The government will also not allow private schools to register boarding sections for junior secondary school. Registrations for new private primary schools seeking to have boarding facilities will also not be approved.
Build low-cost boarding schools
“We must walk together to make learners acquire [good] values. It’s the only way we shall be able to engage with our children. For the first nine years of learning, between Grades One and Nine, the government will insist on day schooling,” Dr Kipsang said, adding that this will allow parents to play their role within the competency-based curriculum and not delegate their responsibilities to teachers.
Yesterday, in a speech read on his behalf by Dr Kipsang at the conference, Dr Ruto said he will ensure access to education for all by partnering with stakeholders to build low-cost boarding schools in arid and semi-arid areas and for pastoralists communities, in what the PS said was an “intervention policy”.
“When their parents go out to look for pasture, we want to make sure the children are in school.
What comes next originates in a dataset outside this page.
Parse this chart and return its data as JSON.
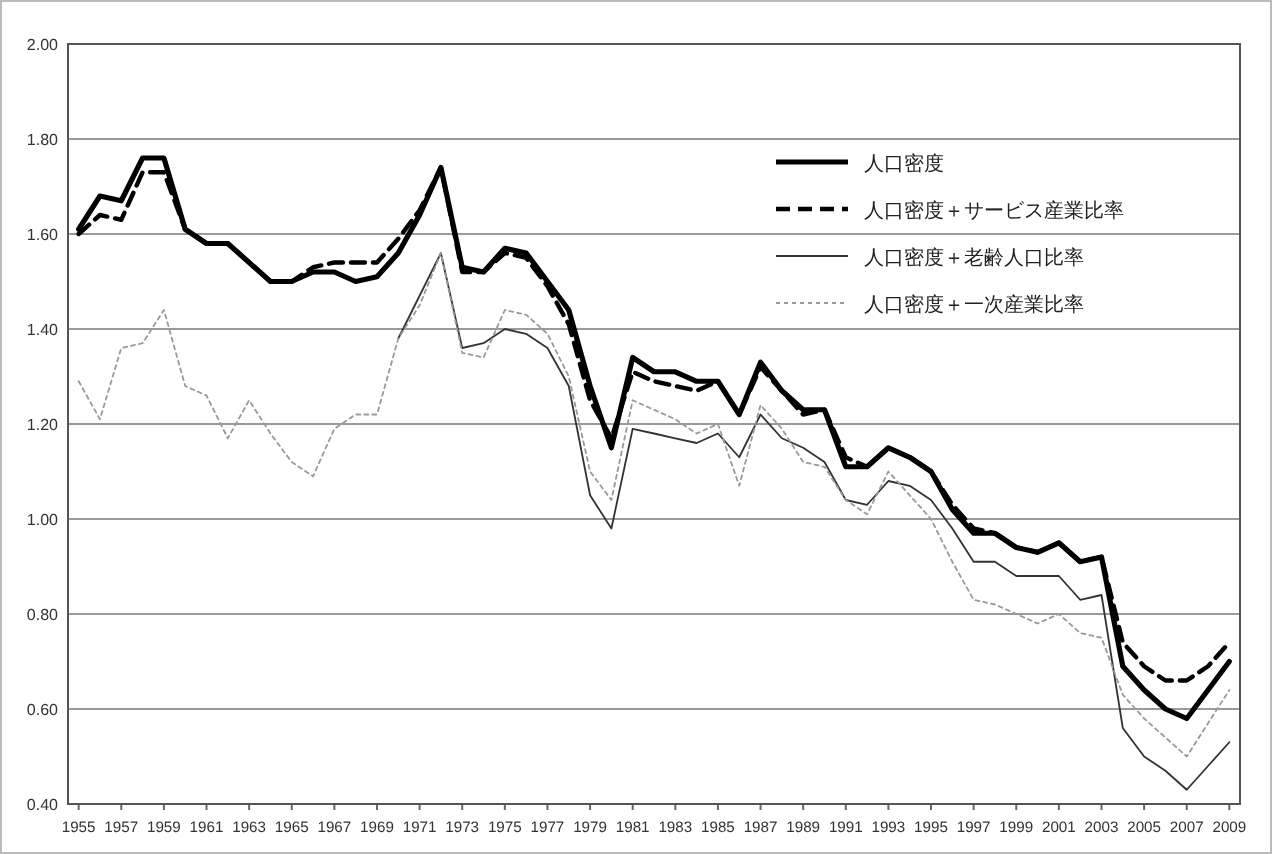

We are encouraging all junior secondary schools to strive to be an environment that allows children to be close and bond with their parents. For the existing boarding facilities, local communities and the state will agree on the way forward,” he added.
Most headteachers welcomed the change.
“We applaud the ministry for abolishing the boarding schools. This will ensure that learners are close to their parents. These are young children who need close supervision from their parents,” said Ms Alice Kabeka, the headteacher of Baguo Primary School in Malindi County.
The headteacher of Gathonga Day and Boarding Primary School from Tharaka Nithi County, Ms Anne Babu, termed the move as a “good initiative”.
“However, we want to be advised further because parents have already prepared to bring their children to our boarding facilities. What happens to facilities like dormitories? Maybe we can rent them out to tenants,” said Ms Babu whose school has 350 learners, most of them boarders.
Ms Rosemary Nyong’o, the headteacher of Ryururu Girls Boarding Primary School in Meru County, said: “The only challenge now is that, when you go up to Grade Nine, we don’t have facilities. If there are no boarding schools, it means our children will have to go to day schools, therefore our schools will be deserted, and we will have to close shop,” she said, adding that the school recently introduced day schooling for play group learners up to Grade Three pupils.
Dr Kipsang urged school managers to be conversant with the responsibilities that arise from domiciling junior secondary schools within their institutions.
“Start validating and verifying data. We want to ensure that each one of us can host junior secondary and, where we think we can share responsibilities with neighbouring schools, let’s say it,” said Dr Kipsang. According to the Ministry of Education, almost 50 per cent of public primary schools have secondary schools nearby. There are more than 23,000 public primary schools.
“The most critical facility [are science laboratories], therefore we shall be required to share some of [them],” said the PS.
However, he assured Kenyans that his ministry will collaborate with its partners, including parliamentarians, to put up enough infrastructure and to ensure that all learners have access to basic facilities such as laboratories and books.
Dr Kipsang urged the teachers to capture all the information required of them in the National Education Management Information System, saying, the ministry will use the system to get all its data on schools, capitation, distribution of books as well as to address other concerns on the education sector.